Alguns dias depois, durante uma conversa com um dos guardas, ele soube da morte de Alexandre, que teve o corpo enrolado num tapete e jogado na Rua João Boemer, na região do Brás. “Aí contrataram um caminhão para esmagar o corpo dele e dizer que ele havia se suicidado.” Completou Adriano. Durante os interrogatórios ele percebeu que os militares “não sabiam de nada”, perguntando coisas com as quais ele não tinha ligação alguma, principalmente para incriminar Alexandre com o movimento armado.  

Adriano ficou preso cerca de 2 anos, sendo 90 dias na solitária dentro de um cofre. Ele afirma que, durante esse período, ficou sem comer e bebeu pouca água.

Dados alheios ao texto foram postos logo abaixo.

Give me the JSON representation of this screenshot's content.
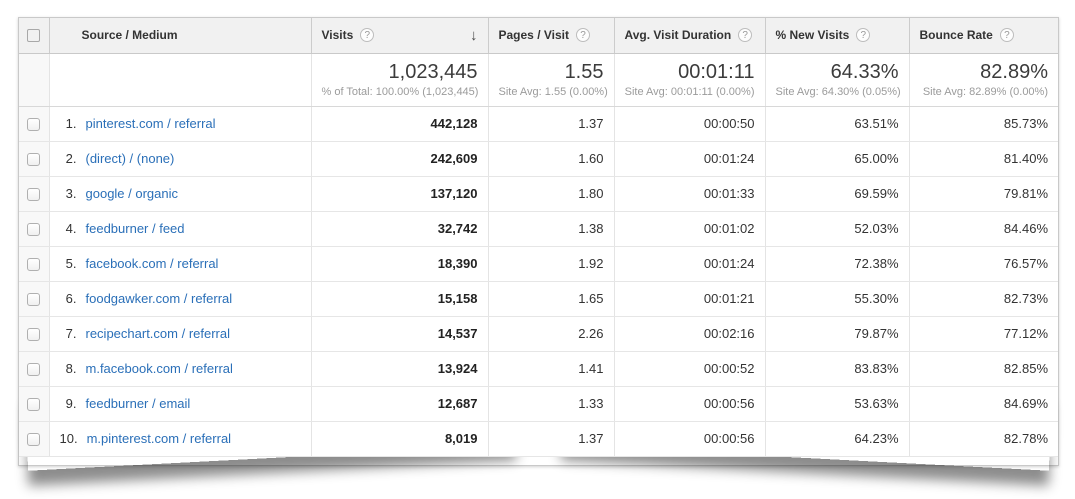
{
  "icons": {
    "help": "?",
    "sort_desc": "↓"
  },
  "table": {
    "columns": [
      {
        "label": "Source / Medium"
      },
      {
        "label": "Visits",
        "has_help": true,
        "sorted": "descending"
      },
      {
        "label": "Pages / Visit",
        "has_help": true
      },
      {
        "label": "Avg. Visit Duration",
        "has_help": true
      },
      {
        "label": "% New Visits",
        "has_help": true
      },
      {
        "label": "Bounce Rate",
        "has_help": true
      }
    ],
    "summary": {
      "visits": "1,023,445",
      "visits_sub": "% of Total: 100.00% (1,023,445)",
      "pages_visit": "1.55",
      "pages_visit_sub": "Site Avg: 1.55 (0.00%)",
      "avg_duration": "00:01:11",
      "avg_duration_sub": "Site Avg: 00:01:11 (0.00%)",
      "new_visits": "64.33%",
      "new_visits_sub": "Site Avg: 64.30% (0.05%)",
      "bounce_rate": "82.89%",
      "bounce_rate_sub": "Site Avg: 82.89% (0.00%)"
    },
    "rows": [
      {
        "rank": "1.",
        "source": "pinterest.com / referral",
        "visits": "442,128",
        "pages_visit": "1.37",
        "avg_duration": "00:00:50",
        "new_visits": "63.51%",
        "bounce_rate": "85.73%"
      },
      {
        "rank": "2.",
        "source": "(direct) / (none)",
        "visits": "242,609",
        "pages_visit": "1.60",
        "avg_duration": "00:01:24",
        "new_visits": "65.00%",
        "bounce_rate": "81.40%"
      },
      {
        "rank": "3.",
        "source": "google / organic",
        "visits": "137,120",
        "pages_visit": "1.80",
        "avg_duration": "00:01:33",
        "new_visits": "69.59%",
        "bounce_rate": "79.81%"
      },
      {
        "rank": "4.",
        "source": "feedburner / feed",
        "visits": "32,742",
        "pages_visit": "1.38",
        "avg_duration": "00:01:02",
        "new_visits": "52.03%",
        "bounce_rate": "84.46%"
      },
      {
        "rank": "5.",
        "source": "facebook.com / referral",
        "visits": "18,390",
        "pages_visit": "1.92",
        "avg_duration": "00:01:24",
        "new_visits": "72.38%",
        "bounce_rate": "76.57%"
      },
      {
        "rank": "6.",
        "source": "foodgawker.com / referral",
        "visits": "15,158",
        "pages_visit": "1.65",
        "avg_duration": "00:01:21",
        "new_visits": "55.30%",
        "bounce_rate": "82.73%"
      },
      {
        "rank": "7.",
        "source": "recipechart.com / referral",
        "visits": "14,537",
        "pages_visit": "2.26",
        "avg_duration": "00:02:16",
        "new_visits": "79.87%",
        "bounce_rate": "77.12%"
      },
      {
        "rank": "8.",
        "source": "m.facebook.com / referral",
        "visits": "13,924",
        "pages_visit": "1.41",
        "avg_duration": "00:00:52",
        "new_visits": "83.83%",
        "bounce_rate": "82.85%"
      },
      {
        "rank": "9.",
        "source": "feedburner / email",
        "visits": "12,687",
        "pages_visit": "1.33",
        "avg_duration": "00:00:56",
        "new_visits": "53.63%",
        "bounce_rate": "84.69%"
      },
      {
        "rank": "10.",
        "source": "m.pinterest.com / referral",
        "visits": "8,019",
        "pages_visit": "1.37",
        "avg_duration": "00:00:56",
        "new_visits": "64.23%",
        "bounce_rate": "82.78%"
      }
    ]
  }
}
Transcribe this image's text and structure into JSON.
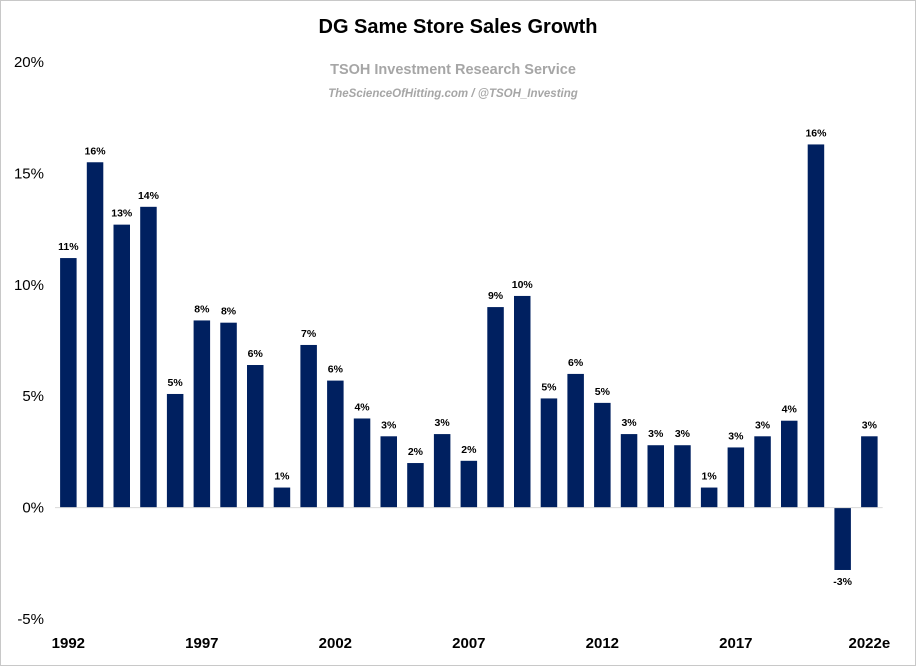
{
  "chart_data": {
    "type": "bar",
    "title": "DG Same Store Sales Growth",
    "watermark": {
      "line1": "TSOH Investment Research Service",
      "line2": "TheScienceOfHitting.com / @TSOH_Investing"
    },
    "xlabel": "",
    "ylabel": "",
    "ylim": [
      -5,
      20
    ],
    "yticks": [
      "20%",
      "15%",
      "10%",
      "5%",
      "0%",
      "-5%"
    ],
    "ytick_values": [
      20,
      15,
      10,
      5,
      0,
      -5
    ],
    "categories": [
      "1992",
      "1993",
      "1994",
      "1995",
      "1996",
      "1997",
      "1998",
      "1999",
      "2000",
      "2001",
      "2002",
      "2003",
      "2004",
      "2005",
      "2006",
      "2007",
      "2008",
      "2009",
      "2010",
      "2011",
      "2012",
      "2013",
      "2014",
      "2015",
      "2016",
      "2017",
      "2018",
      "2019",
      "2020",
      "2021",
      "2022e"
    ],
    "x_tick_labels": [
      "1992",
      "1997",
      "2002",
      "2007",
      "2012",
      "2017",
      "2022e"
    ],
    "x_tick_indices": [
      0,
      5,
      10,
      15,
      20,
      25,
      30
    ],
    "values": [
      11.2,
      15.5,
      12.7,
      13.5,
      5.1,
      8.4,
      8.3,
      6.4,
      0.9,
      7.3,
      5.7,
      4.0,
      3.2,
      2.0,
      3.3,
      2.1,
      9.0,
      9.5,
      4.9,
      6.0,
      4.7,
      3.3,
      2.8,
      2.8,
      0.9,
      2.7,
      3.2,
      3.9,
      16.3,
      -2.8,
      3.2
    ],
    "data_labels": [
      "11%",
      "16%",
      "13%",
      "14%",
      "5%",
      "8%",
      "8%",
      "6%",
      "1%",
      "7%",
      "6%",
      "4%",
      "3%",
      "2%",
      "3%",
      "2%",
      "9%",
      "10%",
      "5%",
      "6%",
      "5%",
      "3%",
      "3%",
      "3%",
      "1%",
      "3%",
      "3%",
      "4%",
      "16%",
      "-3%",
      "3%"
    ],
    "bar_color": "#002060",
    "grid": false,
    "legend": "none"
  }
}
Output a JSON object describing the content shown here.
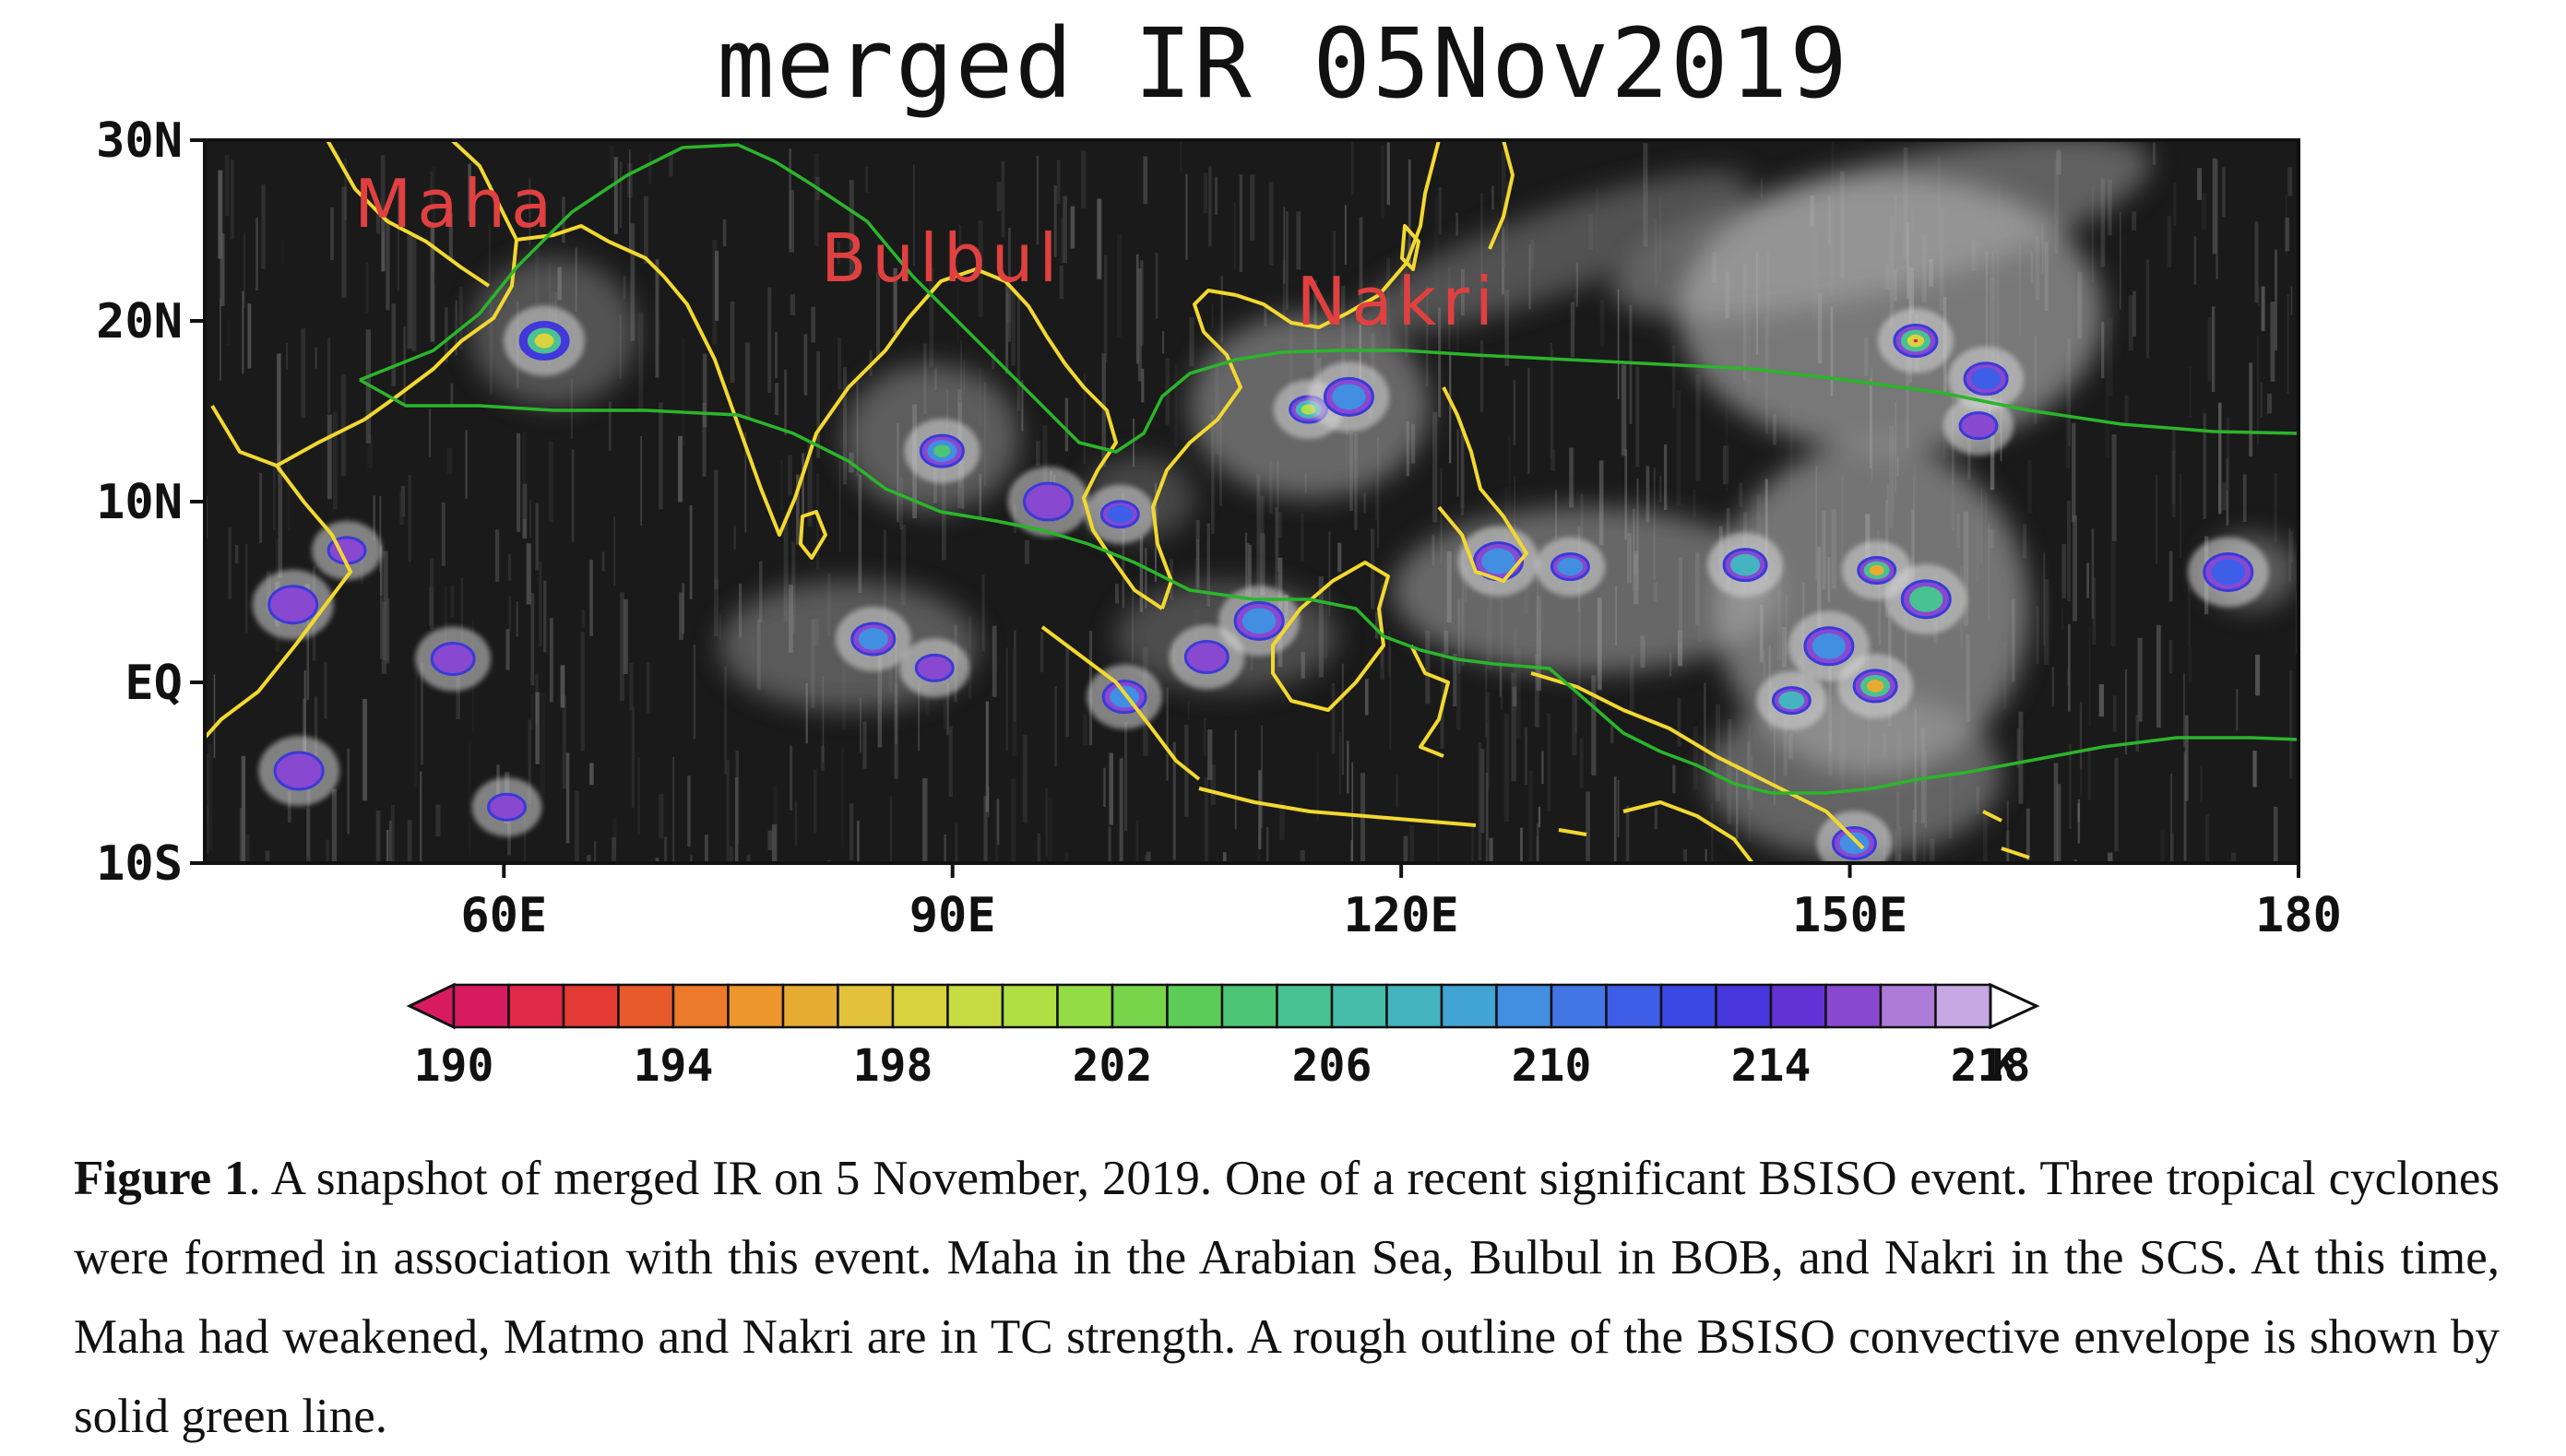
{
  "figure": {
    "title": "merged IR 05Nov2019",
    "caption_label": "Figure 1",
    "caption_text": ". A snapshot of merged IR on 5 November, 2019. One of a recent significant BSISO event. Three tropical cyclones were formed in association with this event. Maha in the Arabian Sea, Bulbul in BOB, and Nakri in the SCS. At this time, Maha had weakened, Matmo and Nakri are in TC strength. A rough outline of the BSISO convective envelope is shown by solid green line."
  },
  "map": {
    "lon_range": [
      40,
      180
    ],
    "lat_range": [
      -10,
      30
    ],
    "lon_ticks": [
      {
        "value": 60,
        "label": "60E"
      },
      {
        "value": 90,
        "label": "90E"
      },
      {
        "value": 120,
        "label": "120E"
      },
      {
        "value": 150,
        "label": "150E"
      },
      {
        "value": 180,
        "label": "180"
      }
    ],
    "lat_ticks": [
      {
        "value": 30,
        "label": "30N"
      },
      {
        "value": 20,
        "label": "20N"
      },
      {
        "value": 10,
        "label": "10N"
      },
      {
        "value": 0,
        "label": "EQ"
      },
      {
        "value": -10,
        "label": "10S"
      }
    ],
    "storms": [
      {
        "name": "Maha",
        "lon": 50,
        "lat": 25.2
      },
      {
        "name": "Bulbul",
        "lon": 81.2,
        "lat": 22.2
      },
      {
        "name": "Nakri",
        "lon": 113,
        "lat": 19.8
      }
    ],
    "colors": {
      "coast": "#f2d830",
      "envelope": "#2bb52b",
      "label": "#e04040"
    }
  },
  "colorbar": {
    "unit": "K",
    "tick_labels": [
      "190",
      "194",
      "198",
      "202",
      "206",
      "210",
      "214",
      "218"
    ],
    "colors": [
      "#d81b60",
      "#e02848",
      "#e43a34",
      "#e85a2c",
      "#ec7a2a",
      "#ec962c",
      "#e6ac32",
      "#e2c23a",
      "#d8d23e",
      "#c6dc42",
      "#aee044",
      "#94dc46",
      "#78d44a",
      "#5ccc58",
      "#4cc674",
      "#48c290",
      "#46bcaa",
      "#44b4c0",
      "#42a4d2",
      "#428ee0",
      "#4276e6",
      "#3e5ee8",
      "#3a48e4",
      "#4636dc",
      "#6432d4",
      "#8848d0",
      "#ae7cd8",
      "#c8a8e4"
    ]
  },
  "clouds": [
    {
      "lon": 62.7,
      "lat": 18.9,
      "levels": [
        214,
        206,
        198
      ]
    },
    {
      "lon": 89.3,
      "lat": 12.8,
      "levels": [
        216,
        210,
        204
      ]
    },
    {
      "lon": 113.8,
      "lat": 15.1,
      "levels": [
        216,
        208,
        200
      ]
    },
    {
      "lon": 116.5,
      "lat": 15.8,
      "levels": [
        216,
        210
      ]
    },
    {
      "lon": 154.4,
      "lat": 18.9,
      "levels": [
        216,
        206,
        198,
        190
      ]
    },
    {
      "lon": 131.3,
      "lat": 6.4,
      "levels": [
        216,
        210
      ]
    },
    {
      "lon": 126.5,
      "lat": 6.7,
      "levels": [
        216,
        210
      ]
    },
    {
      "lon": 143.0,
      "lat": 6.5,
      "levels": [
        216,
        208
      ]
    },
    {
      "lon": 151.8,
      "lat": 6.2,
      "levels": [
        216,
        206,
        196
      ]
    },
    {
      "lon": 155.1,
      "lat": 4.6,
      "levels": [
        216,
        206
      ]
    },
    {
      "lon": 151.7,
      "lat": -0.2,
      "levels": [
        216,
        206,
        196
      ]
    },
    {
      "lon": 146.1,
      "lat": -1.0,
      "levels": [
        216,
        208
      ]
    },
    {
      "lon": 148.6,
      "lat": 2.0,
      "levels": [
        216,
        210
      ]
    },
    {
      "lon": 84.7,
      "lat": 2.4,
      "levels": [
        216,
        210
      ]
    },
    {
      "lon": 88.8,
      "lat": 0.8,
      "levels": [
        216
      ]
    },
    {
      "lon": 110.5,
      "lat": 3.4,
      "levels": [
        216,
        210
      ]
    },
    {
      "lon": 107.0,
      "lat": 1.4,
      "levels": [
        216
      ]
    },
    {
      "lon": 101.2,
      "lat": 9.3,
      "levels": [
        216,
        212
      ]
    },
    {
      "lon": 96.4,
      "lat": 10.0,
      "levels": [
        216
      ]
    },
    {
      "lon": 159.1,
      "lat": 16.8,
      "levels": [
        216,
        212
      ]
    },
    {
      "lon": 158.6,
      "lat": 14.2,
      "levels": [
        216
      ]
    },
    {
      "lon": 175.3,
      "lat": 6.1,
      "levels": [
        216,
        212
      ]
    },
    {
      "lon": 101.5,
      "lat": -0.8,
      "levels": [
        216,
        210
      ]
    },
    {
      "lon": 49.5,
      "lat": 7.3,
      "levels": [
        216
      ]
    },
    {
      "lon": 45.9,
      "lat": 4.3,
      "levels": [
        216
      ]
    },
    {
      "lon": 56.6,
      "lat": 1.3,
      "levels": [
        216
      ]
    },
    {
      "lon": 60.2,
      "lat": -6.9,
      "levels": [
        216
      ]
    },
    {
      "lon": 46.3,
      "lat": -4.9,
      "levels": [
        216
      ]
    },
    {
      "lon": 150.3,
      "lat": -8.9,
      "levels": [
        216,
        210
      ]
    }
  ]
}
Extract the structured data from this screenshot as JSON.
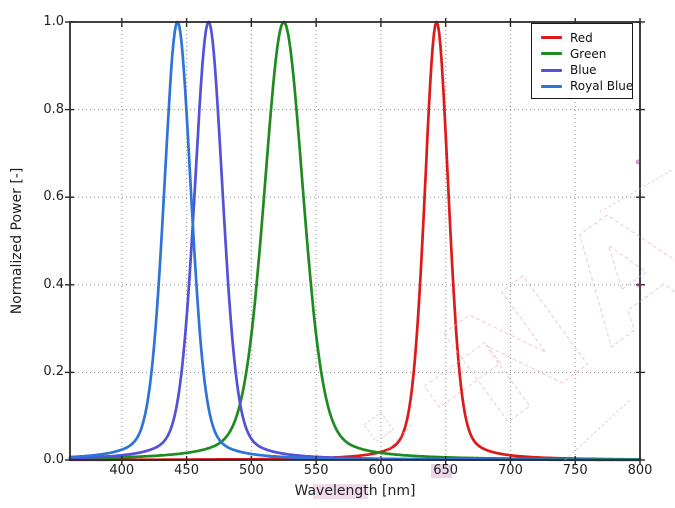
{
  "chart_data": {
    "type": "line",
    "title": "",
    "xlabel": "Wavelength [nm]",
    "ylabel": "Normalized Power [-]",
    "xlim": [
      360,
      800
    ],
    "ylim": [
      0.0,
      1.0
    ],
    "x_ticks": [
      400,
      450,
      500,
      550,
      600,
      650,
      700,
      750,
      800
    ],
    "y_ticks": [
      0.0,
      0.2,
      0.4,
      0.6,
      0.8,
      1.0
    ],
    "y_tick_labels": [
      "0.0",
      "0.2",
      "0.4",
      "0.6",
      "0.8",
      "1.0"
    ],
    "grid": {
      "visible": true,
      "style": "dotted",
      "color": "#999999"
    },
    "legend": {
      "position": "upper-right",
      "border_color": "#1a1a1a",
      "background": "#ffffff"
    },
    "profile": {
      "shape": "pseudo_voigt",
      "lorentzian_fraction": 0.3,
      "sample_step_nm": 1
    },
    "series": [
      {
        "name": "Red",
        "color": "#dc1a1a",
        "peak_nm": 643,
        "peak_value": 1.0,
        "fwhm_nm": 22
      },
      {
        "name": "Green",
        "color": "#1f8b1f",
        "peak_nm": 525,
        "peak_value": 1.0,
        "fwhm_nm": 36
      },
      {
        "name": "Blue",
        "color": "#5251d8",
        "peak_nm": 467,
        "peak_value": 1.0,
        "fwhm_nm": 26
      },
      {
        "name": "Royal Blue",
        "color": "#2e74d8",
        "peak_nm": 443,
        "peak_value": 1.0,
        "fwhm_nm": 25
      }
    ],
    "style": {
      "line_width": 2.7,
      "spine_color": "#2b2b2b",
      "tick_label_color": "#1f1f1f"
    }
  },
  "watermark": {
    "visible_letters": "NA",
    "style": "outline-diagonal",
    "color": "#e3a4c3",
    "accent_color": "#a2258f",
    "angle_deg": -36
  }
}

Diogo lembra que foi solto porque, apesar da vontade dos militares de matá-lo, não havia motivo suficiente, já que “não tinha sangue nas costas”.  

Ao mencionar o Coronel Carlos Alberto Brilhante Ustra, Adriano Diogo não titubeou: o maior prazer dele era trazer os cadáveres dos companheiros mortos, para que os interrogados vissem. “Ele falava, conhece esse aqui? Conhece esse aqui?”.  

Um dia Ustra iniciou a tortura perguntando se Adriano se lembrava da Suelly Kanayama, estudante de Letras, que gostava de arte, teatro, adorava literatura... “Tive que matá-la depois da guerrilha do Araguaia”.  Com a voz embargada Adriano conta que perguntou o que tinha a ver com isso e o coronel respondeu: “Eu te trouxe aqui pra ver a foto dela”, então Ustra mostrou uma imagem de Suelly, amiga de Adriano, com a cabeça decapitada. “Esse era o Ustra, para você ter uma ideia de quem era esse assassino”, completou em meio a lágrimas. 

Em 1979, ele se junta ao Partido dos Trabalhadores desde sua origem e nunca mais se desvincula da política e da luta pelos direitos humanos. Em sua carreira política profissional, foi Vereador de São Paulo de 1988 até 2003, secretário do meio Ambiente da Prefeita Marta Suplicy e Deputado Estadual de 2003 até 2015. Em seus últimos anos ativos na política, presidiu a Comissão da Verdade do Estado de São Paulo “Rubens Paiva".  

“A história do Adriano é muito triste, mas bonita ao mesmo tempo porque mesmo depois de tudo, ele se formou politicamente e transformou toda sua dor em luta”, completou Rogério Tarifa.